You get a file with your credentials on it. Now you can put this in your bashrc file, but to just try things out I saved it with the project and then created a "backup" script which uses it like this:

GOOGLE_APPLICATION_CREDENTIALS=compute-key.json appcfg.py download_data . --filename=data_store_backup

That sets the environment variable before calling appcfg.py. Run this script and the backup should start.

Hitting a 404?

If you get an error like the following:

... File "/Library/Frameworks/Python.framework/Versions/2.7/lib/python2.7/urllib2.py", line 409, in _call_chain result = func(*args) File "/Library/Frameworks/Python.framework/Versions/2.7/lib/python2.7/urllib2.py", line 558, in http_error_default raise HTTPError(req.get_full_url(), code, msg, hdrs, fp) HTTPError: HTTP Error 404: Not Found [ERROR ] Authentication Failed: Incorrect credentials or unsupported authentication type (e.g. OpenId).

It means your appcfg.py is too old.

I found this out the hard way by stepping through the files mentioned in the error message, and discovering that my appcfg.py was hitting some old ClientLogin API that is deprecated.

Installing the latest Cloud Tools version (159.0.0 as I write this) made the problem go away.
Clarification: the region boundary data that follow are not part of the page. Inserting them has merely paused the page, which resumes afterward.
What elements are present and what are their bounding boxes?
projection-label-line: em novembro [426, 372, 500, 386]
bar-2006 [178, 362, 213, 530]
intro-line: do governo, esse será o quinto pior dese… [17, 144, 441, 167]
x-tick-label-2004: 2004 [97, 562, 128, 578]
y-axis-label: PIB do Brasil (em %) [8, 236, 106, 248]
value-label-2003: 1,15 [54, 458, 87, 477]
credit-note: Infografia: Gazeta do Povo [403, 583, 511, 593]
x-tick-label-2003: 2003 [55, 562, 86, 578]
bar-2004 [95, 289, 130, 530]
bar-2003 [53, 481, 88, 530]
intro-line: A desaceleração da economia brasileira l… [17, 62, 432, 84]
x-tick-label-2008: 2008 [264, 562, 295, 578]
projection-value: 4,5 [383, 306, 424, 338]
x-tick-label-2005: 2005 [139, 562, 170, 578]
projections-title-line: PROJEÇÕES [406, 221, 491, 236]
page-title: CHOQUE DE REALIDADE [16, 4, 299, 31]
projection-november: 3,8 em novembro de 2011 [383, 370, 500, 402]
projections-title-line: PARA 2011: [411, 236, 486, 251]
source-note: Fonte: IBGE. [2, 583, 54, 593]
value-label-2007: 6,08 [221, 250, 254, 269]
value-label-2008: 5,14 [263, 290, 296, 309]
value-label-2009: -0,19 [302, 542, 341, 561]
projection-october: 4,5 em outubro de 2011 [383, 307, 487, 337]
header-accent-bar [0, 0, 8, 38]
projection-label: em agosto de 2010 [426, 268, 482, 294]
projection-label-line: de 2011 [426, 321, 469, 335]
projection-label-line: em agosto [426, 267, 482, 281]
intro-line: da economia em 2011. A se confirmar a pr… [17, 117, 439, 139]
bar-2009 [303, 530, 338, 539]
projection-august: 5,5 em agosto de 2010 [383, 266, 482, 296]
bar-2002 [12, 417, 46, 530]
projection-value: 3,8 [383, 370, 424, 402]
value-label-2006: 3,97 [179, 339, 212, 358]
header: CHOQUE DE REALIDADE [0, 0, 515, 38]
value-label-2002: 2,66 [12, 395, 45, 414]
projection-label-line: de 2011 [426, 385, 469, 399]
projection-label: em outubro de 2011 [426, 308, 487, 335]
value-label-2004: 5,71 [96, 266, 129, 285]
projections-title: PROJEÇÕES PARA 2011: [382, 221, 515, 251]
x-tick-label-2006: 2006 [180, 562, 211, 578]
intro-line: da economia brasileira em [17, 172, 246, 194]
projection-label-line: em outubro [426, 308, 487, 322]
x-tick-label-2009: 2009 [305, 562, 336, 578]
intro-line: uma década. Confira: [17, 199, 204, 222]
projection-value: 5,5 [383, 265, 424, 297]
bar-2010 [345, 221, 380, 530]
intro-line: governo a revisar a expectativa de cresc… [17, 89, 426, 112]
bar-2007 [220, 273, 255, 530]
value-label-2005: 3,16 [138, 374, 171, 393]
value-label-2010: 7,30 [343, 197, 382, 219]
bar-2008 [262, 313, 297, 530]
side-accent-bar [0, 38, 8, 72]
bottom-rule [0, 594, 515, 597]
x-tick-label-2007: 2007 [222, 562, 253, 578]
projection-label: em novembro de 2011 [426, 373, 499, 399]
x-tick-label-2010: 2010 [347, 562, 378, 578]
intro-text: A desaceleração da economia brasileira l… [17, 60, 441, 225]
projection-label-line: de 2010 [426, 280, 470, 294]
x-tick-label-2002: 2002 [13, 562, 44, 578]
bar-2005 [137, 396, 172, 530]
Uploading data to localhost

If you have dev_appserver.py running on port 7219 and your backup data in a file called data_store_backup, you can upload the data to localhost as follows:

appcfg.py upload_data \
    --url=http://localhost:7219/_ah/remote_api \
    --filename=data_store_backup \
        --batch_size=256

In reality if you try this, you may hit an error like this:

client.py:578 Refreshing due to a 401 (attempt 1/2) 
client.py:804 Refreshing access_token

The consensus online seems to be that to get around this, the most practical thing to do is to hack your local dev server to bypass admin check. To do this, you first need to find the following file:

google-cloud-sdk/google-cloud-sdk/platform/google_appengine/google/appengine/ext/remote_api/handler.py

If you can't figure out where that file is in your file system, you can print out the location from a local app engine app:

import google.appengine.ext.remote_api
self.response.write(google.appengine.ext.remote_api.__file__)

Once you have the file open, find the function CheckIsAdmin in that file and just make it always return True. Now upload should work.